Antes, nas duas incursões, toda a galera. Lencinho branco de despedida,
lembrancinhas, emoções, saudades antecipadas, e, olha só, os vôos foram
cancelados. No dia 4 de outubro, havia uma chance mínima, para que a viagem
desse certo. A providência, um milagrezinho tinha que acontecer. Combinei com
meu povo que iria sozinho, afinal, milagres não acontecem assim, na vida da
gente, quando a gente bem entende. Não botei fé.
O
avião que me trouxe marcaria certinho o final da greve. Desde ele, tudo
voltaria ao normal. Desembarquei em Belém, já de tardinha, com a certeza da
ajuda do Santo Francisco.
Sempre
fui fã de São Francisco (meu filho tem Assis no nome). Isso, se não causou
conflito, gerou um desconfortozinho na minha vivência dentro da igreja. Sou ex
aluno salesiano. Atuei na pastoral da Sacramenta, nas comunidades de base, nos
movimentos de jovens, levando a mensagem de Dom Bosco, mas não escondia a minha
inclinação franciscana.
Um
ser humano admirável, Francisco. Em plena idade média, num cenário irrefreável
da ascensão burguesa, rebelou-se e optou pela pobreza. Talvez essa reviravolta
na vida seja, realmente, o maior atrativo na historia de Francisco.

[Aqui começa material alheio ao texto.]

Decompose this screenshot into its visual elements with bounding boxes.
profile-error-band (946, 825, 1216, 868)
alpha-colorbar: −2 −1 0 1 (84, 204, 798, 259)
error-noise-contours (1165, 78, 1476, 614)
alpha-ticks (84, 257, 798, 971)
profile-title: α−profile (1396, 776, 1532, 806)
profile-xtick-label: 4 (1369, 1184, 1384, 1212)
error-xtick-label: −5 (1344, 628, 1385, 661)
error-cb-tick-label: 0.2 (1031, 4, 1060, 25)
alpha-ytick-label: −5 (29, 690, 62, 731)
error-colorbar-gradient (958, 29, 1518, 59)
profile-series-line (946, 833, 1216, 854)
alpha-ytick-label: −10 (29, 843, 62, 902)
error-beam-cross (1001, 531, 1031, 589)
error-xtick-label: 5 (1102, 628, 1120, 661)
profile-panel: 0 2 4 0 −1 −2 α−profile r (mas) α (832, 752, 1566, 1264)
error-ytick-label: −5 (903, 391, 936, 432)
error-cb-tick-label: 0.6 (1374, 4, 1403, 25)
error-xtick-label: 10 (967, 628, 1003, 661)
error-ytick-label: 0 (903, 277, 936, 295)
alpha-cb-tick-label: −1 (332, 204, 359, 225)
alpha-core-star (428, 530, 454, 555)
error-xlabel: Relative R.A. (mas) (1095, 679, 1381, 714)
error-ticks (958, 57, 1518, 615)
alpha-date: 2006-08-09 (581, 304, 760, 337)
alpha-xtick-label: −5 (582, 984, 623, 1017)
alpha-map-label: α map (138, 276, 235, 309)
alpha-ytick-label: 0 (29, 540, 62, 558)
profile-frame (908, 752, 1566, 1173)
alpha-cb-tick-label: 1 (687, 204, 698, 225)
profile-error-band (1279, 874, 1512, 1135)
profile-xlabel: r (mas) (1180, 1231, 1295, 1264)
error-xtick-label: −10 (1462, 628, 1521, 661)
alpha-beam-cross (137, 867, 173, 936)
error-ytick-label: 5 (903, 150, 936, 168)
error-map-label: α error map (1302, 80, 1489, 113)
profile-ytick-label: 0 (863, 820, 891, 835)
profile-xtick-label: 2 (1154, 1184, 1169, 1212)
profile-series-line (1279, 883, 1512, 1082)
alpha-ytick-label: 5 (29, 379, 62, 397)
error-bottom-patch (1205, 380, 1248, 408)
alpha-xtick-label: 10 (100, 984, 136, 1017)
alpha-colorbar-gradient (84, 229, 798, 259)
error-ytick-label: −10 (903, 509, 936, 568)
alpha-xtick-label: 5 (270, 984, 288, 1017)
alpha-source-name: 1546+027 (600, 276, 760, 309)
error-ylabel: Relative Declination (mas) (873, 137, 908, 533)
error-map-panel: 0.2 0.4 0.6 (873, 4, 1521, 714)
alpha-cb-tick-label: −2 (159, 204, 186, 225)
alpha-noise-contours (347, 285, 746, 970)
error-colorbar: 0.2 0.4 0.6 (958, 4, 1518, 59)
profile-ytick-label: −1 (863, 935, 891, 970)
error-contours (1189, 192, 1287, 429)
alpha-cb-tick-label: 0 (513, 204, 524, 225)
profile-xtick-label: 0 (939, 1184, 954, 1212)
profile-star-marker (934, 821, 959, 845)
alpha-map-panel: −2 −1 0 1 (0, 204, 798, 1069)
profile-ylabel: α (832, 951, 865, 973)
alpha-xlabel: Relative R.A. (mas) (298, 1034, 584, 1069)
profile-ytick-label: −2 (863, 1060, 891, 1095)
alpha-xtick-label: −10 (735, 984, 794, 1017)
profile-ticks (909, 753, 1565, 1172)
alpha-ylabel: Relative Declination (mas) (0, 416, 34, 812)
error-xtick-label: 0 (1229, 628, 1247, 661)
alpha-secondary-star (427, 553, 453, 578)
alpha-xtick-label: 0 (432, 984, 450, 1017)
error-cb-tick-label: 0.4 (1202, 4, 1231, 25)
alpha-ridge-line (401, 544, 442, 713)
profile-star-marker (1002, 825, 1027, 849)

E esta
visão, um tanto romanceada do santo, de prima, me arrebatou. Mas depois,
conhecendo mais sobre a opção de Francisco (e ajudado pelos cenários históricos
dramáticos envolvendo os Fraticelli, descritos por Umberto Eco em O Nome da
Rosa), tomei pé do quanto o Santo de Assis foi sábio e corajoso para superar a
suntuosidade da Igreja, a soberba do clero, a ânsia dos pobres... séculos mais
tarde, a greve dos aeronautas, e operar milagres. Salve, Francisco!